Re-work phonetic indexer

opensanctions · Oct 6, 2023 · 4824131 · 4824131
1 parent 12d0afa
commit 4824131
Show file tree

Hide file tree

Showing 3 changed files with 30 additions and 16 deletions.
diff --git a/tests/unit/test_data.py b/tests/unit/test_data.py
@@ -49,3 +49,5 @@ def test_phonetic_names():
     assert len(shortened) == 2
     phonemes = phonetic_names(["Vladimir Peter Putin"])
     assert len(phonemes) == 3
+    phonemes = phonetic_names(["OAO Gazprom"])
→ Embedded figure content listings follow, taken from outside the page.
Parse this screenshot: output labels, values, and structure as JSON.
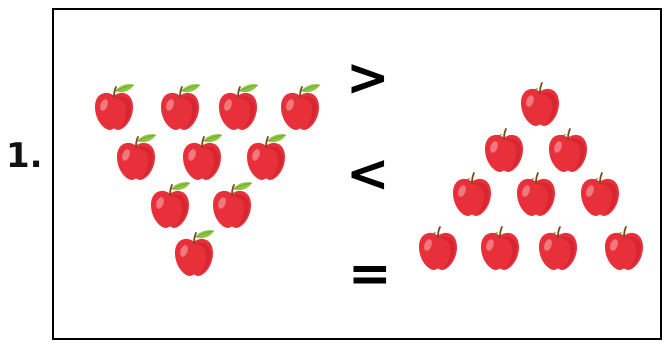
{
  "question": {
    "number_label": "1."
  },
  "left_group": {
    "apple_icon": "red-apple-icon",
    "count": 10,
    "rows": [
      4,
      3,
      2,
      1
    ]
  },
  "right_group": {
    "apple_icon": "red-apple-icon",
    "count": 10,
    "rows": [
      1,
      2,
      3,
      4
    ]
  },
  "symbols": {
    "greater_than": ">",
    "less_than": "<",
    "equals": "="
  },
  "colors": {
    "apple_red": "#e8303a",
    "apple_dark": "#c51f2b",
    "leaf_green": "#8cc63f",
    "leaf_dark": "#6aa52b",
    "stem": "#7a4a1e",
    "border": "#000000"
  }
}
+    assert len(phonemes) == 1
diff --git a/yente/data/util.py b/yente/data/util.py
@@ -1,14 +1,27 @@
 from pathlib import Path
 from normality import WS
 from urllib.parse import urlparse
+from jellyfish import metaphone
 from prefixdate.precision import Precision
 from contextlib import asynccontextmanager
 from aiohttp import ClientSession, ClientTimeout, TCPConnector
 from typing import AsyncGenerator, Dict, List, Union, Iterable, Optional
 from followthemoney.types import registry
-from fingerprints import remove_types, clean_name_light
-from nomenklatura.util import fingerprint_name, levenshtein, phonetic_token
-from nomenklatura.util import names_word_list
+from normality.cleaning import decompose_nfkd, category_replace
+from fingerprints import remove_types, clean_name_light, clean_entity_prefix
+from nomenklatura.util import fingerprint_name, levenshtein, names_word_list
+
+
+def _clean_phonetic(original: str) -> Optional[str]:
+    # We're not using the nomenklatura function for this because we want to
+    # be extra picky what phonemes are put into the search index, so that
+    # we can reduce the number of false positives.
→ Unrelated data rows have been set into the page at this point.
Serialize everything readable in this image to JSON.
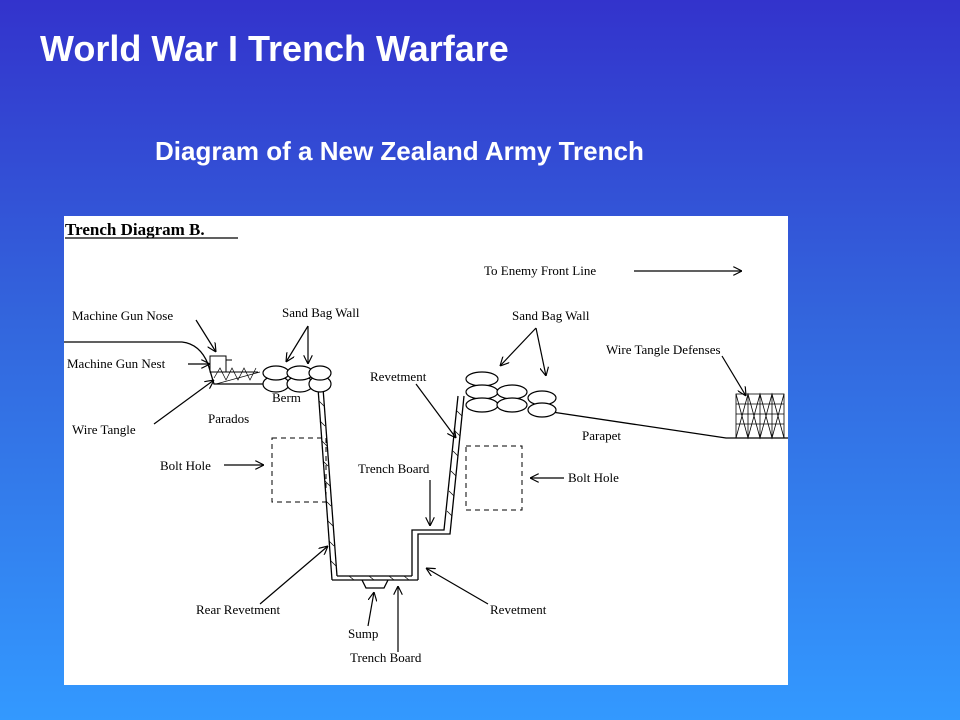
{
  "slide": {
    "title": "World War I Trench Warfare",
    "subtitle": "Diagram of a New Zealand Army Trench"
  },
  "diagram": {
    "heading": "Trench Diagram B.",
    "labels": {
      "enemy_line": "To Enemy Front Line",
      "machine_gun_nose": "Machine Gun Nose",
      "sand_bag_wall_left": "Sand Bag Wall",
      "sand_bag_wall_right": "Sand Bag Wall",
      "wire_tangle_defenses": "Wire Tangle Defenses",
      "machine_gun_nest": "Machine Gun Nest",
      "revetment_upper": "Revetment",
      "berm": "Berm",
      "wire_tangle": "Wire Tangle",
      "parados": "Parados",
      "parapet": "Parapet",
      "bolt_hole_left": "Bolt Hole",
      "trench_board_upper": "Trench Board",
      "bolt_hole_right": "Bolt Hole",
      "rear_revetment": "Rear Revetment",
      "revetment_lower": "Revetment",
      "sump": "Sump",
      "trench_board_lower": "Trench Board"
    }
  },
  "colors": {
    "background_top": "#3333cc",
    "background_bottom": "#3399ff",
    "title_text": "#ffffff",
    "panel": "#ffffff"
  }
}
+    text = clean_entity_prefix(original)
+    cleaned = clean_name_light(text)
+    cleaned = decompose_nfkd(cleaned)
+    cleaned = category_replace(cleaned)
+    cleaned = remove_types(cleaned)
+    return cleaned
 
 
 def expand_dates(dates: List[str]) -> List[str]:
@@ -24,8 +37,12 @@ def expand_dates(dates: List[str]) -> List[str]:
 def phonetic_names(names: List[str]) -> List[str]:
     """Generate phonetic forms of the given names."""
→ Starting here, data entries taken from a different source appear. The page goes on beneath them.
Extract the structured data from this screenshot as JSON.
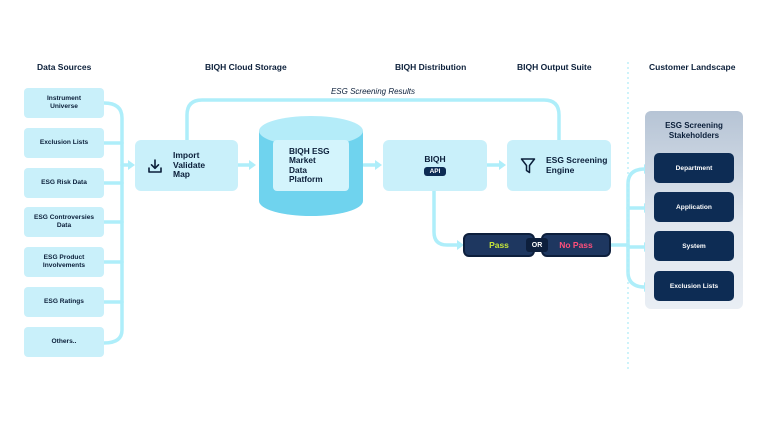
{
  "headers": {
    "data_sources": "Data Sources",
    "cloud_storage": "BIQH Cloud Storage",
    "distribution": "BIQH Distribution",
    "output_suite": "BIQH Output Suite",
    "customer_landscape": "Customer Landscape"
  },
  "sources": [
    "Instrument\nUniverse",
    "Exclusion Lists",
    "ESG Risk Data",
    "ESG Controversies\nData",
    "ESG Product\nInvolvements",
    "ESG Ratings",
    "Others.."
  ],
  "import_box": {
    "label": "Import\nValidate\nMap",
    "icon": "download-icon"
  },
  "platform": {
    "label": "BIQH ESG\nMarket\nData\nPlatform"
  },
  "biqh_api": {
    "label": "BIQH",
    "api": "API"
  },
  "engine": {
    "label": "ESG Screening\nEngine",
    "icon": "funnel-icon"
  },
  "results_label": "ESG Screening Results",
  "decision": {
    "pass": "Pass",
    "or": "OR",
    "no_pass": "No Pass"
  },
  "stakeholders": {
    "title": "ESG Screening\nStakeholders",
    "items": [
      "Department",
      "Application",
      "System",
      "Exclusion Lists"
    ]
  },
  "colors": {
    "flow": "#aeeefa",
    "box_fill": "#c9f0fa",
    "dark_navy": "#0d2c54",
    "pass": "#c5e63a",
    "no_pass": "#ff4f7b"
  }
}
     phonemes: List[str] = []
-    for word in names_word_list(names, min_length=2):
-        phonemes.append(phonetic_token(word))
+    for word in names_word_list(names, normalizer=_clean_phonetic, min_length=2):
+        if not word.isalpha():
+            continue
+        token = metaphone(word)
+        if len(token) > 1:
+            phonemes.append(token)
     return phonemes
 
 

diff --git a/yente/search/queries.py b/yente/search/queries.py
@@ -72,18 +72,13 @@ def names_query(entity: EntityProxy, fuzzy: bool = True) -> List[Clause]:
         shoulds.append({"match": match})
         cleaned = clean_name_light(name)
         if cleaned is not None:
-            keyq = {"term": {NAME_KEY_FIELD: {"value": cleaned, "boost": 4.0}}}
-            shoulds.append(keyq)
-    name_parts: Dict[str, int] = {}
-    for part in index_name_parts(names):
-        name_parts.setdefault(part, 0)
-        name_parts[part] += 1
-    total = float(sum(name_parts.values()))
-    for token, count in name_parts.items():
-        boost = 1.1 + (count / total)
-        shoulds.append({"term": {NAME_PART_FIELD: {"value": token, "boost": boost}}})
+            term = {NAME_KEY_FIELD: {"value": cleaned, "boost": 4.0}}
+            shoulds.append({"term": term})
+    for token in set(index_name_parts(names)):
+        shoulds.append({"term": {NAME_PART_FIELD: {"value": token}}})
     for phoneme in set(phonetic_names(names)):
-        shoulds.append({"term": {NAME_PHONETIC_FIELD: {"value": phoneme}}})
+        term = {NAME_PHONETIC_FIELD: {"value": phoneme, "boost": 0.8}}
+        shoulds.append({"term": term})
     return shoulds